I don't see the contradiction here between:
- Too many choices being bad - overwhelming customers.
- And too few choices being bad - choice always needs to be discernibly relative.
The meta-study (Scheibehenne, et-al - 2010), to which the article presumably refers, appears to have been rather dumb: simply averaging the outcomes of the ~60 studies done in this area, selected from the previous decade, so that the two separate effects cancel each other out. In fact, the spread of study results lean pretty equally in either direction (picture, right). So the Atlantic article misleads by pitting a single, famous (Jam) study against "...10 different experiments... finding very little evidence that variety caused any problems,..".
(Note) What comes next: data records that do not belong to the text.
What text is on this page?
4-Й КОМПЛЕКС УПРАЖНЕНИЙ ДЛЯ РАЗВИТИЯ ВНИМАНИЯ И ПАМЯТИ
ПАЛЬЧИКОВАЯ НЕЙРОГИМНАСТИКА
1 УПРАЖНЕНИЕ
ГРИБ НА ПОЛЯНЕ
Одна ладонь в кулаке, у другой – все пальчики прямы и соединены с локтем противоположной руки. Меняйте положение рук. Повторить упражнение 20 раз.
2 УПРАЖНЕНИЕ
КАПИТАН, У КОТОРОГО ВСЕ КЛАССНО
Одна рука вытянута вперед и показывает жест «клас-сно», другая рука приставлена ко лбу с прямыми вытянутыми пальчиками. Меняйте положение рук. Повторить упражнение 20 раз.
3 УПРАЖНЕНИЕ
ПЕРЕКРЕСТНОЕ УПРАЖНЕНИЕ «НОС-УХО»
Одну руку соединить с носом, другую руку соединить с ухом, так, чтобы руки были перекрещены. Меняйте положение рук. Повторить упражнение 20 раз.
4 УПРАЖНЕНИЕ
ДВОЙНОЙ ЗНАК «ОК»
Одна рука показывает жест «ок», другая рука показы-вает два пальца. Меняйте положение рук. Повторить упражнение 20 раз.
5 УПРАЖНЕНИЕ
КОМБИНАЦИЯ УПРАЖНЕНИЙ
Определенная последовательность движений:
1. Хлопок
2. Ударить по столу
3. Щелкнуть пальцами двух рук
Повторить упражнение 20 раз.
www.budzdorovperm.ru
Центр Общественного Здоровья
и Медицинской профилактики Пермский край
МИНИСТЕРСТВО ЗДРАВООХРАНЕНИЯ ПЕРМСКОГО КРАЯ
Of course I didn't read the whole study paper, and might well not appreciate the intricacies of statistical significance, even if I had. But then I've not read Barry Schwart's book either, so this is just the ignorant rumblings of some guy on the internet who's read an article and watched a snack-sized pop-lecture (quite a while ago):
What's doesn't seem to have been studied is the cultural phenomenon of spawning entirely new product markets, by gradually expanding established ranges. I strongly suspect that new economic ecosystems will monopolise a greater percentage of customer's attention and therefore spending resources. Promoting choice inflation (via biased reporting, for example) could be seen as a kind of capitalist control conspiracy: keeping a populace busy working all hours to buy more s...stuff, they don't really need. But I'd lay the blame squarely at the door of humanities's slavery to memes.